Por: Victor Eduardo*

Fotos: Bruno cantini / Agência Galo / Atlético


Não, o Atlético não está jogando o que deveria estar jogando neste início de ano. Sim, algumas escolhas de Rafael Dudamel merecem ser questionadas. Assim como também devemos assumir que tirar do treinador opções como Cazares, Luan e Chará e deixá-lo com Marquinhos, Hyoran e Di Santo não é lá um grande favor.

Mesmo que as dificuldades de um desafio em um novo país fossem previstas, o início de ano ruim já parece deixar o treinador venezuelano na corda bamba. Na Sul-Americana, situação delicadíssima, com a missão de reverter um 3 a 0 sofrido no primeiro jogo contra o Union Santa Fé, da Argentina. No Campeonato Mineiro, um terceiro lugar com metade dos jogos da primeira fase já disputados.

Porém, se tratando de um trabalho novo, que começou do zero, é importante analisar jogo a jogo, percebendo possíveis evoluções ou erros que persistem em aparecer. No jogo deste domingo, a criação de jogadas não foi o problema. O Atlético teve inúmeras chances de ir além do tento marcado por Igor Rabello, mas parou na incompetência dos seus jogadores. Técnico não faz gol.

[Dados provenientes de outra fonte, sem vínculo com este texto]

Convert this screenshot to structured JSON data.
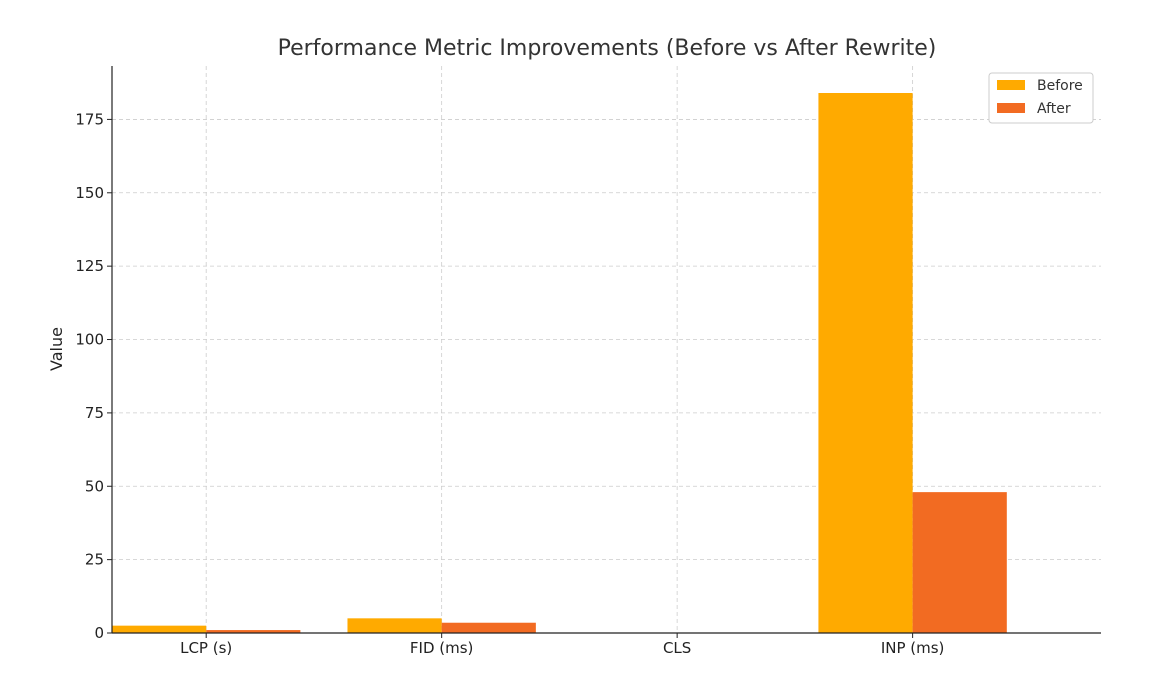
{
  "chart_data": {
    "type": "bar",
    "title": "Performance Metric Improvements (Before vs After Rewrite)",
    "xlabel": "",
    "ylabel": "Value",
    "categories": [
      "LCP (s)",
      "FID (ms)",
      "CLS",
      "INP (ms)"
    ],
    "series": [
      {
        "name": "Before",
        "color": "#FFAA00",
        "values": [
          2.5,
          5.0,
          0.1,
          184
        ]
      },
      {
        "name": "After",
        "color": "#F26B22",
        "values": [
          1.0,
          3.5,
          0.05,
          48
        ]
      }
    ],
    "ylim": [
      0,
      193.2
    ],
    "yticks": [
      0,
      25,
      50,
      75,
      100,
      125,
      150,
      175
    ],
    "grid": true,
    "legend_position": "top-right"
  }
}
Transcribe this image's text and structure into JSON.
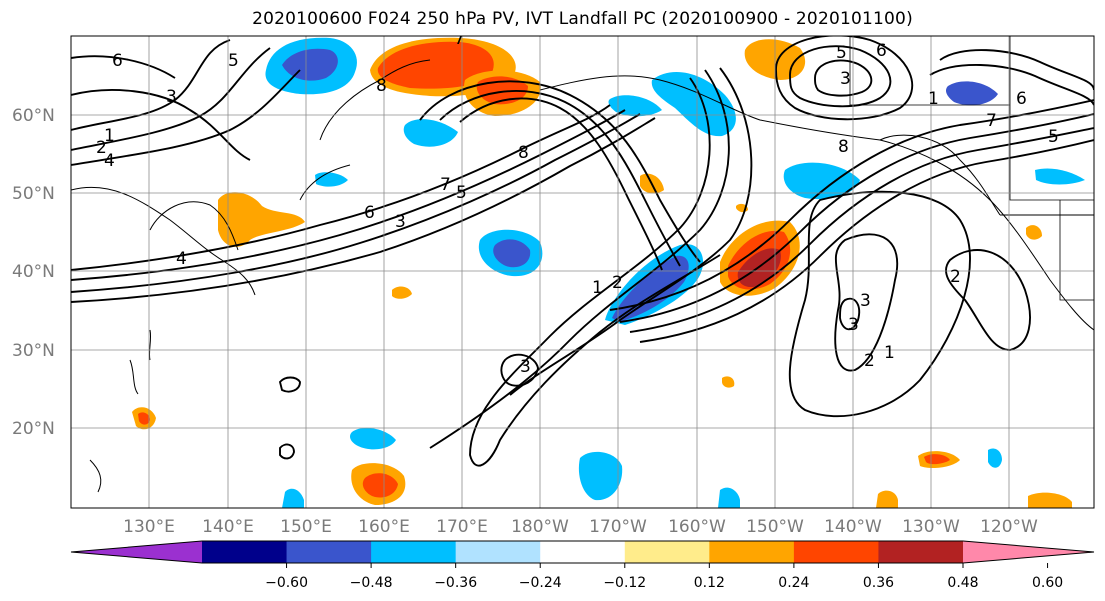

A marcação frágil e a recomposição defensiva lenta, por outro lado, continuam a ser um ponto negativo, cujo principal culpado é o treinador. Além da lentidão de alguns atletas, o distanciamento entre os setores não permite à equipe recuperar a bola rapidamente ou reconstruir suas linhas de marcação. Não era raro ver contra-ataques com jogadores no mano a mano.

Consertar isso é fundamental, principalmente para a quinta-feira, já que um gol do Union deixa a situação ainda mais complicada. Como o fazer nesse turbilhão de emoções, com a cobrança vindo de todos os lados, é uma pergunta difícil de responder.

Em um clube que tem se notabilizado por moer vários treinadores nos últimos anos, Dudamel precisa ter muita frieza para superar uma pressão pela qual nunca havia passado na carreira, além de repensar algumas escolhas, como a titularidade de José Welison.

São dificuldades naturais para um profissional com pouca experiência no futebol de clubes e trabalhando em um país diferente. Mas estamos falando do Brasil, da pressão pelo resultado o tempo todo, independente do contexto. Ainda estamos no dia 17 de fevereiro e o trabalho do venezuelano já parece ter prazo de validade.

*Victor Eduardo é jornalista e escreve semanalmente neste espaço.